The embryological origin of this anomaly remains unclear. Two ureteric buds may have fused into a single duct before entering the metanephric blastoma.2, 3 While the proximal limb of the inverted-Y ureter is located in the trigon, the distal limb generally inserts into the ectopic area, such as the bladder neck, uterus, vagina, and seminal vesicles. In some cases, the distal limb had an ureterocele in the bladder neck.4, 5 Thus, the distal limb of the inverted-Y ureter is similar to the simple ectopic ureter. Nephrectomy was performed for the simple ectopic ureter inserting into the vagina in our case.

Inverted-Y ureteral duplication is more common in females, and the insertion of the ectopic ureter into the reproductive tract has been reported in some cases. In our case, inverted-Y ureteral duplication was not considered preoperatively, because the hypoplastic and almost non-functioning kidney may have resulted in the misdiagnosis of inverted-Y duplication of the ureter in imaging studies. However, cystourethroscopy and retrograde pyeloureterography should be routinely performed before nephrectomy to reveal the duplicated system and possible bilateral ureteral ectopia in addition to rare case of inverted-Y ureteral duplication. Unfortunately, these examinations were not conducted in the previous hospital in our case.

In our case, the vesicoureteral reflux may induce urinary incontinence as part of the yo-yo phenomenon previously reported. In patients with persistent urinary incontinence even after nephrectomy, we need to consider inverted-Y duplication of the ureter even though it is rare.

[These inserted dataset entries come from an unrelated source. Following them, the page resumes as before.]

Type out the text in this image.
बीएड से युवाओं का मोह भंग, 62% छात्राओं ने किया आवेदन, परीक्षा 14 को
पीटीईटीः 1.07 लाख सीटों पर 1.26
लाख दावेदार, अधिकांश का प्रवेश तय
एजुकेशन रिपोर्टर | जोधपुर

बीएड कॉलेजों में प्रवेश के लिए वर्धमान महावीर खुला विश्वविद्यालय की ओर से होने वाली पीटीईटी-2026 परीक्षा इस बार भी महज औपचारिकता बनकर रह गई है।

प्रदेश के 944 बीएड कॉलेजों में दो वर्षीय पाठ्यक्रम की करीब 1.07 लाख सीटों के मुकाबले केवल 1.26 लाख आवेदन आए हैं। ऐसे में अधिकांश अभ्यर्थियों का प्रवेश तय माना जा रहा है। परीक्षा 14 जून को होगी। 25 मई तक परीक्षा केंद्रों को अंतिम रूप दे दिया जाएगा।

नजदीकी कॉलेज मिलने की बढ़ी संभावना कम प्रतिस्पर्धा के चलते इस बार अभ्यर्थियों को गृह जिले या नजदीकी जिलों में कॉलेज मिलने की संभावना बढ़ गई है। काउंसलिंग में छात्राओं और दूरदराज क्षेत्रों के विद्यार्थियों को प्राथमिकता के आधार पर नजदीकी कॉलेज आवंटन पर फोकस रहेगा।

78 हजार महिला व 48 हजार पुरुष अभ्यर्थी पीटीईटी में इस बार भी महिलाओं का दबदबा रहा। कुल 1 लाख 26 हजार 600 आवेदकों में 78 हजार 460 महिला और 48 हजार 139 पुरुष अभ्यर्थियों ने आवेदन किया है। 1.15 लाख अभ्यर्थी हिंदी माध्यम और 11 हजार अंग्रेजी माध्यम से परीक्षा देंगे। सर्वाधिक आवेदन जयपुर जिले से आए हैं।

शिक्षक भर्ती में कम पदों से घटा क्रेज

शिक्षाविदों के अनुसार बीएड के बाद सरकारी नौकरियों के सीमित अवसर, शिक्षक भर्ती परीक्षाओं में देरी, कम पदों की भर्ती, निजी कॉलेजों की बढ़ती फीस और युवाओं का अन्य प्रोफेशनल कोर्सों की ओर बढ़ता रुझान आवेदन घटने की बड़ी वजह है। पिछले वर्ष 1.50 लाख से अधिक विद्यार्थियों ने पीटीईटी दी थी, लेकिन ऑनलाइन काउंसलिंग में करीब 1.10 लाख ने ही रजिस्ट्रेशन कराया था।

As limitations of our case, first the communication between the vagina and the bladder was not unfortunately visualized clearly even in retrograde ureterography with catheter. This is due to that the branch might be occluded with catheter or overlapping with the each route from the bladder and vagina to the branch might be overlapped in two-dimensional examination. Second, urodynamics to exclude stress or urge urinary incontinence were not performed. Based on clinical signs such as intermittent urinary incontinence without an increase in abdominal pressure and the absence of urgency, we considered urinary incontinence to occur with the vesicoureteral reflux via inverted-Y duplication of the ureter. Further studies including videourodynamics are needed in order to reveal the etiology of urinary incontinence in our case.

Conclusion

We encountered a case of inverted-Y ureteral duplication with the ureter into the bladder and ectopic ureteral insertion into the vagina. To the best of our knowledge, this is the first case report of persistent urinary incontinence after nephrectomy. It is important to consider the possibility of inverted-Y ureteral duplication in patients with urinary incontinence even after nephrectomy of a hypoplastic kidney with ectopic ureteral insertion into the vagina.

Conflict of interest

All authors declare that there are no competing financial interests in relation to this work.